Now comes the embarrassment of having to retrofit the University of Washington station with 11 new escalators and two staircases. Recurring escalator breakdowns have caused long lines and delays underground.
At the same meeting last week where the escalator problems were aired, board members retreated to executive session to privately discuss Rogoff’s contract, currently $328,545 a year. After emerging, they considered a motion to create a subcommittee to work out terms of a new deal — a motion that wasn’t on the agenda 24 hours earlier. It was later added when some members complained about scant public notice.
Pierce County Executive Bruce Dammeier voted no, expressing reservations about whether Rogoff is the right leader to carry out the $54 billion Sound Transit 3 package approved by voters (but not a majority in Pierce County) two years ago.
“This is the singular most significant decision we make, choosing the person who will lead this organization and deliver on the most significant public capital investment this region has seen in its history,” Dammeier said.

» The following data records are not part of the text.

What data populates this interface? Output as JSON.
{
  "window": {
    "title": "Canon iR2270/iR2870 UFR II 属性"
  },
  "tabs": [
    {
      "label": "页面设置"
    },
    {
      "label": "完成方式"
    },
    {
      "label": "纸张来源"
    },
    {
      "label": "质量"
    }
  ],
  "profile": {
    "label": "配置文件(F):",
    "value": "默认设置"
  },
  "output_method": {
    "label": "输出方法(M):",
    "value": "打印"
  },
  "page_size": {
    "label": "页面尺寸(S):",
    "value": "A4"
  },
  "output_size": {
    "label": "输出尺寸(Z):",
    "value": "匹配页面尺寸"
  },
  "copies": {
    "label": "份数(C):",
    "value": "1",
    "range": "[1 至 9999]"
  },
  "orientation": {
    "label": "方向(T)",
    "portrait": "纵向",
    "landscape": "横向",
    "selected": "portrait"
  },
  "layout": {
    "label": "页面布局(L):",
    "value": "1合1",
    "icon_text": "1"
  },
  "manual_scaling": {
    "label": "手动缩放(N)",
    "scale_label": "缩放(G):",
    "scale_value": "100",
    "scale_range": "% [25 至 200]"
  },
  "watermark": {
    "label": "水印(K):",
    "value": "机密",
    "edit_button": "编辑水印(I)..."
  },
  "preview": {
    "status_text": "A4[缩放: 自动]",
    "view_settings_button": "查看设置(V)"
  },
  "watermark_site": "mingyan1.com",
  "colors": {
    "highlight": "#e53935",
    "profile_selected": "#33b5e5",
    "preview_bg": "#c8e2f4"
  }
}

University Place Mayor Kent Keel also voted no. He said it signified his displeasure with agency administrators’ failure to help broker a car-tab compromise and provide relief to vehicle owners.
Others, including Seattle Mayor Jenny Durkan, share Dammeier’s and Keel’s concerns about the short advance notice for this decision. But they still voted to take steps toward a new contract with Rogoff.
Is he best suited to build out a mass-transit system linking Pierce, King and Snohomish counties? Can South Sounders rely on Rogoff and his team to meet critical deadlines, including extending the light-rail “spine” to Tacoma by 2030 and Sounder commuter trains to DuPont by 2036?
We’ll let the experts answer those questions. Washington Transportation Secretary Roger Millar says he’s dealt with transit chiefs around the country and has found few agencies as well run as Sound Transit. Rogoff’s connections in the U.S. Department of Transportation, where he worked during the Obama administration, are surely useful in obtaining federal money.
Meanwhile, alarm bells have sounded over Rogoff’s management style, described in an investigation as “brusque and forceful;” the inquiry focused on incidents of profanity and demeaning treatment of employees in 2016, his first year on the job. Rogoff was denied a bonus this year because of it, but he’s since met with a performance coach, built positive relationships and improved workplace culture to the board’s satisfaction.
There’s a lot to consider in the Sound Transit boardroom. But this much we know: The public doesn’t get to vote on the well-paid executive to whom our multi-billion dollar regional transit network is entrusted. If they perceive that his new contract was fast-tracked in the shadows, it could be another blow to the agency’s credibility.